LaShandra Davis is also a member of the Touchdown Club, and she said she helps sell ads, raffle tickets and conducts car washes all in the name of NHS football.

“I do it to see the smiles on the player’s faces,” Davis said. “I also do it because it cuts down a lot on the things the coaches have to do.”

Reed said he couldn’t express how vital the Touchdown Club is to him and the program.

“I think it’s tremendous that they come and help us every way they can,” Reed said. “I really believe the more connected the team, the parents and the teachers are, the better the school and the program is.”

Trinity Episcopal Day School football coach Josh Loy said a small school like Trinity must rely heavily on volunteers in order to maintain its sports program.

Not only do they utilize volunteers for the concession stand, they also rely heavily on them within the team.

“We have two volunteer coaches on the staff in Ryan Rachal and Robbie Savant,” Loy said. “They both came in last year when we needed the help, and they’re both very knowledgeable about the game.”

Rachal won a state championship with Trinity and decided to come back to share his experiences with the players.

“He can’t be here every day, but when he is, he helps with skill positions and our wide receivers,” Loy said.

Savant is Loy’s father-in-law, and Loy said he is the players’ favorite coach.

Savant played football for Louisiana Tech in 1974, and he said joining the Trinity staff was an easy choice.

“It’s great, and I love the kids,” Savant said. “I have no problems with them at all. The group we’ve got loves to play football.”

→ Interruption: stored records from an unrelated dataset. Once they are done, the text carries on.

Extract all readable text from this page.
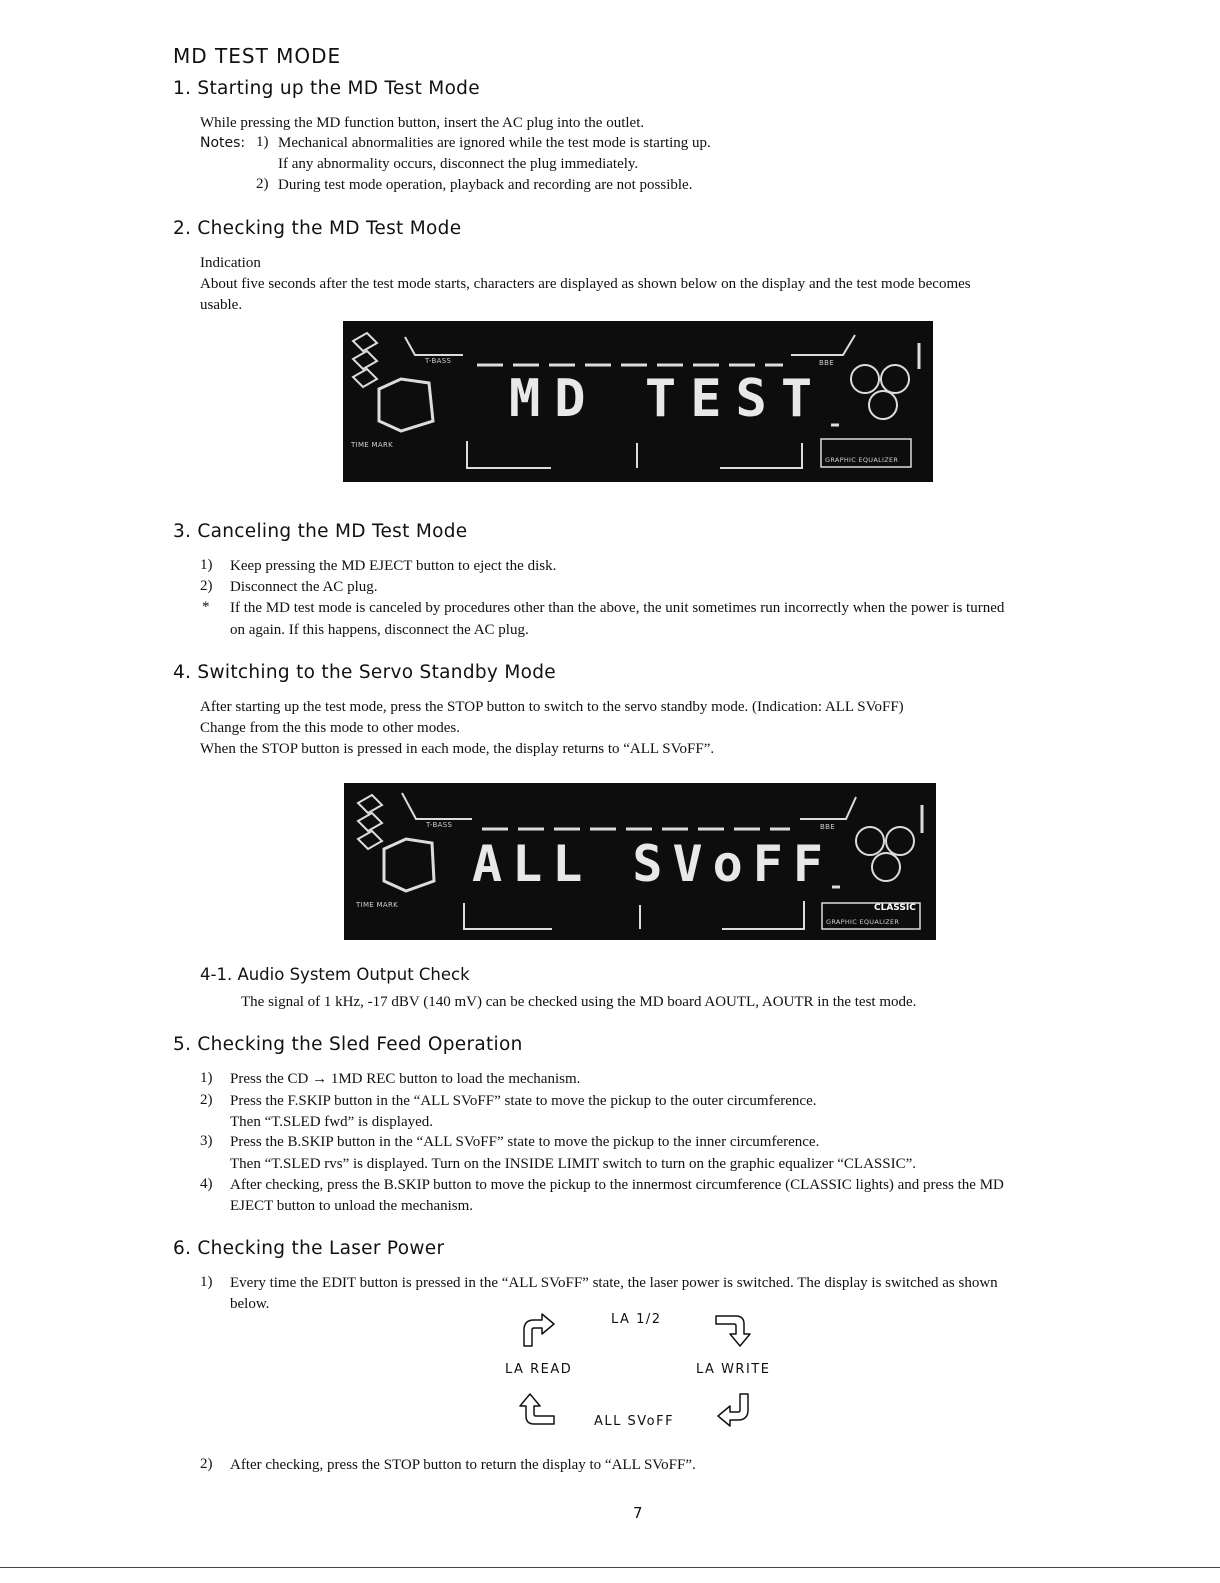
MD TEST MODE
1. Starting up the MD Test Mode
While pressing the MD function button, insert the AC plug into the outlet.
Notes: 1) Mechanical abnormalities are ignored while the test mode is starting up.
If any abnormality occurs, disconnect the plug immediately.
2) During test mode operation, playback and recording are not possible.
2. Checking the MD Test Mode
Indication
About five seconds after the test mode starts, characters are displayed as shown below on the display and the test mode becomes
usable.
MD TEST
T-BASS	BBE
TIME MARK
GRAPHIC EQUALIZER
3. Canceling the MD Test Mode
1) Keep pressing the MD EJECT button to eject the disk.
2) Disconnect the AC plug.
* If the MD test mode is canceled by procedures other than the above, the unit sometimes run incorrectly when the power is turned
on again. If this happens, disconnect the AC plug.
4. Switching to the Servo Standby Mode
After starting up the test mode, press the STOP button to switch to the servo standby mode. (Indication: ALL SVoFF)
Change from the this mode to other modes.
When the STOP button is pressed in each mode, the display returns to “ALL SVoFF”.
ALL SVoFF
T-BASS	BBE
TIME MARK	CLASSIC
GRAPHIC EQUALIZER
4-1. Audio System Output Check
The signal of 1 kHz, -17 dBV (140 mV) can be checked using the MD board AOUTL, AOUTR in the test mode.
5. Checking the Sled Feed Operation
1) Press the CD → 1MD REC button to load the mechanism.
2) Press the F.SKIP button in the “ALL SVoFF” state to move the pickup to the outer circumference.
Then “T.SLED fwd” is displayed.
3) Press the B.SKIP button in the “ALL SVoFF” state to move the pickup to the inner circumference.
Then “T.SLED rvs” is displayed. Turn on the INSIDE LIMIT switch to turn on the graphic equalizer “CLASSIC”.
4) After checking, press the B.SKIP button to move the pickup to the innermost circumference (CLASSIC lights) and press the MD
EJECT button to unload the mechanism.
6. Checking the Laser Power
1) Every time the EDIT button is pressed in the “ALL SVoFF” state, the laser power is switched. The display is switched as shown
below.
LA 1/2
LA READ	LA WRITE
ALL SVoFF
2) After checking, press the STOP button to return the display to “ALL SVoFF”.
7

Savant said he coaches the offensive and defensive linemen and teaches them the fundamentals of the game.

“I teach them how to get in a stance, how to block and how to tackle,” Savant said. “Once you put in plays, the basics are what it comes down to.”

Savant said he hopes his players grasp more than just the fundamentals from him.

“I hope that I’m a good influence for the kids and I get them to play at the best of their ability,” Savant said.